- Born: April 16, 1944 Monterrey, Nuevo León, Mexico
- Died: June 16, 2012 (aged 68) San Pedro Garza García, Nuevo León, Mexico

= Jorge Lankenau =

Mexican banker and businessman (1944–2012)

Jorge Lankenau Rocha (16 April 1944 - 16 June 2012) was a Mexican banker and businessman born in Monterrey, Nuevo León. He was founder and president of Grupo Financiero Abaco, one of the most important financial groups in Mexico in the 1990's.

Jorge Lankenau Rocha serve as director of several banking institutions before establishing his own financial group. He was representative and vice president in Monterrey of Bank of America in 1984 and a year later, in 1985, with a group of investors, founded Casa de Bolsa Abaco. He owned one of the largest insurance companies in Mexico: ABA Seguros.

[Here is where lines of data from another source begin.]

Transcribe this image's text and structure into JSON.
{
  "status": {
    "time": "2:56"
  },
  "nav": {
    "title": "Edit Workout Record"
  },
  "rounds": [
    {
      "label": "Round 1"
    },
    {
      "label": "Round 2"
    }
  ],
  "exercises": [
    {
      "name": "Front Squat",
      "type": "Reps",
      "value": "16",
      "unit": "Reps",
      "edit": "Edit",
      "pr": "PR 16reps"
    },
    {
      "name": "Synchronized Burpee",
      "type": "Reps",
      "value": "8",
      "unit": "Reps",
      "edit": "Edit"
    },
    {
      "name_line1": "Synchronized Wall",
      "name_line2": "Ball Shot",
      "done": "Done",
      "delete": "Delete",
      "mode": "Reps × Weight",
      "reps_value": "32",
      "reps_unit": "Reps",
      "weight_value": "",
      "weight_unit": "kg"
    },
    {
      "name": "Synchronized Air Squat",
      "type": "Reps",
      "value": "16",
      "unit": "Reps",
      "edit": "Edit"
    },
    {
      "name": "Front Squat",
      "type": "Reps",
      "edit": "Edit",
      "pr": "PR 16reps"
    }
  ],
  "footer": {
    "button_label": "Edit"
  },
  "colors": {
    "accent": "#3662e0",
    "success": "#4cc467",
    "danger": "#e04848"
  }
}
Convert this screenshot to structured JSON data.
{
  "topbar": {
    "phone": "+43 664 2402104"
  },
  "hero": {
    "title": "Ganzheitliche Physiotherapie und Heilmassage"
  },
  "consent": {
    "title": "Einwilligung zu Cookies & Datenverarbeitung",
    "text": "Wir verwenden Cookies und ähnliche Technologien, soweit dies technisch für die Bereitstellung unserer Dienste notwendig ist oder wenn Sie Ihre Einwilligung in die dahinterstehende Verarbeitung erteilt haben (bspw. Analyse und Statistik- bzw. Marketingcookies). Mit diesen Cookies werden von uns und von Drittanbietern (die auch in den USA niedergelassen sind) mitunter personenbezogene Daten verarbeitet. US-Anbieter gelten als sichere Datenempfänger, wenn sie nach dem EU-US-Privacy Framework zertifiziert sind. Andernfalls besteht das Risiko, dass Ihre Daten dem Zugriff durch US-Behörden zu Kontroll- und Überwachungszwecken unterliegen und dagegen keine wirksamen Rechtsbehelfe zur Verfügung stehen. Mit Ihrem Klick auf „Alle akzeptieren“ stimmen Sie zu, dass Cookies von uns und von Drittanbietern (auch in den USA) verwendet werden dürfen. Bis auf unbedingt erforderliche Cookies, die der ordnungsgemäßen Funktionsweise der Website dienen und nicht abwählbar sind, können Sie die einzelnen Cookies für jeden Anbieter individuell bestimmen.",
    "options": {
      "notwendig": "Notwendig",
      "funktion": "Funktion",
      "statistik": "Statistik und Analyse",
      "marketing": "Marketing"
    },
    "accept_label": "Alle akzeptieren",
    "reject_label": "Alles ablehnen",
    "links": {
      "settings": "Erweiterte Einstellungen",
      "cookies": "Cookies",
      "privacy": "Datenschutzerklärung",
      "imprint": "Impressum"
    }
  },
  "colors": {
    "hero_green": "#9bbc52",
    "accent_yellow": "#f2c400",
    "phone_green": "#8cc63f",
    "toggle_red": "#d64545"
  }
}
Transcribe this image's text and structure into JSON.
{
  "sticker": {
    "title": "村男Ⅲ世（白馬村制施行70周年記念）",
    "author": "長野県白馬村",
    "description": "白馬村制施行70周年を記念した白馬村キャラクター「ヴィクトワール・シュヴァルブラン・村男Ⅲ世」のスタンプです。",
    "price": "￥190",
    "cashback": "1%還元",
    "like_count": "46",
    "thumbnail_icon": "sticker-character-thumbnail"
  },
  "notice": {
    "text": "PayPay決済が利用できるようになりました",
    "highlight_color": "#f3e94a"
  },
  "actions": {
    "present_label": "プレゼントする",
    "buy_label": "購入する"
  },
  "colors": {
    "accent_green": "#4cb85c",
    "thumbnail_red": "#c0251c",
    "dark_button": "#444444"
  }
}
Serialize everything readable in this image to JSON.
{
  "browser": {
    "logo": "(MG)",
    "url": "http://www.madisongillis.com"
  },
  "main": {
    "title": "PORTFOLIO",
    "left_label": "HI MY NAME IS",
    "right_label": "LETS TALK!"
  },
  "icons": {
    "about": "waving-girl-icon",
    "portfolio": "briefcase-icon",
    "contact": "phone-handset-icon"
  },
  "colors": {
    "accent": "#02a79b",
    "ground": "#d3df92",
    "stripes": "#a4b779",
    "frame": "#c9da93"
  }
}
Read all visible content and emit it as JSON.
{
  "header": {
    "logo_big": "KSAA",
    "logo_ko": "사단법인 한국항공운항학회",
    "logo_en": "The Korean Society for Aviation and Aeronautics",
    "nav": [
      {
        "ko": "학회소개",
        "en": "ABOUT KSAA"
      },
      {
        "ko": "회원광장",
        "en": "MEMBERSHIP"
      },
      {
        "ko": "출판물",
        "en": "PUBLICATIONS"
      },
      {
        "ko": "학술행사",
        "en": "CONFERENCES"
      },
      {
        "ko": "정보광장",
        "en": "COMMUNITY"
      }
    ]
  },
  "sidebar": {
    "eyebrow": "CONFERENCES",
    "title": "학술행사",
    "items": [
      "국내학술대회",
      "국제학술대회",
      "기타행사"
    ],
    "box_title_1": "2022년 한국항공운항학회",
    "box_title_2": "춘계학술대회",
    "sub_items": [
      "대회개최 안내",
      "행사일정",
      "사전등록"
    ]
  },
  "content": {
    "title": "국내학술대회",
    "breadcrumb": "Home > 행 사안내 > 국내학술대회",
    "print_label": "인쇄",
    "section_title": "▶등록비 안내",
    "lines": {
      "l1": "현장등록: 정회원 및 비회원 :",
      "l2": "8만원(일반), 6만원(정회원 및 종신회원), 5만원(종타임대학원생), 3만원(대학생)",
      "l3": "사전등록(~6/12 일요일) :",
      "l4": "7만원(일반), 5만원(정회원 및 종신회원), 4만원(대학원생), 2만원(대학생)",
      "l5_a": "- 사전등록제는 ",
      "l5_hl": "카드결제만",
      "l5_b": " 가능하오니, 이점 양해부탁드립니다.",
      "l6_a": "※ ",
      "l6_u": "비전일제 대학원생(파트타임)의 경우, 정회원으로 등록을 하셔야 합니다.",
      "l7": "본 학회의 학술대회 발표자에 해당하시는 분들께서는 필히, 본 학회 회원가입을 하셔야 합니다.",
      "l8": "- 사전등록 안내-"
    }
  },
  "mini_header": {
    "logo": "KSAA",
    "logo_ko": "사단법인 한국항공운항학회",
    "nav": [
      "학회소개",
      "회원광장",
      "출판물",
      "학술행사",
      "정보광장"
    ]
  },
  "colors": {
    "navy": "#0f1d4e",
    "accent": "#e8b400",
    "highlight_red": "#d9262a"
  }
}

He was also the former head of Abaco Grupo Financiero, he was the owner of Agua Sport, one of the largest water companies in Mexico, of its Mexican banking unit, Banca Confía, of the investment bank "Rodman y Renshaw" (headquartered in Chicago, Illinois), and of ABA Sport, a sportswear brand (the name was based on its insurance company) that sponsored Rayados de Monterrey, Tigres UANL, Santos, Chivas, Atl. Saltillo, Atlas, Olimpia, Estudiantes Tecos and finally the Mexico National Soccer Team.

With the reprivatization of the Mexican Bank in 1991, Lankenau Rocha, along with a group of investors, won the auction to acquire Banca Confía on April 4. August 1991, becoming the first Bank awarded to investors from Nuevo León (El Norte, January 28, 1992). After the acquisition of Confía, the businessman from Monterrey started an ambitious growth plan based on an aggressive marketing strategy and innovative marketing. Soon the green logo of Confía invaded billboards, pages of newspapers and magazines, television screens, soccer stadiums, baseball and even tennis courts. Banca Confía was the institution with the greatest growth during those years, reaching 300 branches by the end of 1992.

In addition to his business success, Lankenau Rocha was a great promoter of sports, art, culture, and recreation. He acquired the Club de Futbol Rayados de Monterrey, of which he served as president from 1991 to 1998, making him one of the prominent teams in the Mexican Soccer League. Thanks to the success achieved with the Rayados, Ábaco also sponsored the Mexican Soccer Team, making them train on the soccer fields of Cerrito, home of the Rayados de Monterrey. For his business leadership and for contributing to the development of the community, the Monterrey Chamber of Commerce awarded him the "Pedro Maiz Arsuada" award in December 1992 (El Norte December 26, 1992). Among other things, thanks to his sponsorship, The First Major League Baseball Series outside the United States and Canada was held in Monterrey from August 16 to 18, 1996, between the New York Mets and the San Diego Padres. Lankenau Rocha was one of the first Mexicans entrepreneurs to appear on the cover of The Wall Street Journal in 1996. The American newspaper dedicated a cover story to him, on which the management style, strategy, and structure of Grupo Financiero Ábaco was described as positive and surprising (The Wall Street Journal, March 8, 1996).

The history of the Ábaco Financial Group was captured in a case study by the Instituto Tecnológico y de Estudios Superiores de Monterrey to serve as material for discussion in classes on July 29, 2011. This case describes the formation of the group, its growth, and its strategy. Lankenau owned Agua Sport, one of the biggest water companies in Mexico.

On November 17, 1997, Lankenau Rocha appeared at Topo Chico Penitentiary in Monterrey to testify for a fraud claim concerning offshore operations, also known as investments in "tax havens", and the authorities awaited him with an arrest warrant. He was initially kept under house arrest in Monterrey, but was imprisoned in Topo Chico on November 17, 1997, and served for 8 years, due to charges of fraud, tax evasion, and crimes established in the (Mexican Credit Institutions Law). On December 25, 2005, he was released after paying $53 million MXN. In December 2003, he was granted a judicial pardon from 113 of the 250 plaintiffs. He was pursued by 48 different charges, but was found not guilty of each and every one.

After suffering a stroke in September 2009, Lankenau Rocha died on June 16, 2012, at the age of 68, leaving a mark on Mexican business, culture, and sports. (El Norte, June 17, 2012).Lankenau was arrested on August 30, 1997 on suspicion of defrauding 250 people of a total of USD170 million. He was initially kept under house arrest in Monterrey, but was imprisoned in Topo Chico on November 17, 1997 and held there for 8 years, on charges of fraud, tax evasion, and offenses under the Mexican Ley de Instituciones de Crédito (Credit Institutions Act). On December 25, 2005 he was freed after paying MXN 53 million. In December 2003, he was granted a judicial pardon by 113 of the 250 complainants. He was tried on 48 different charges but was found innocent of every single one.

He died on June 16, 2012, at the age of 68.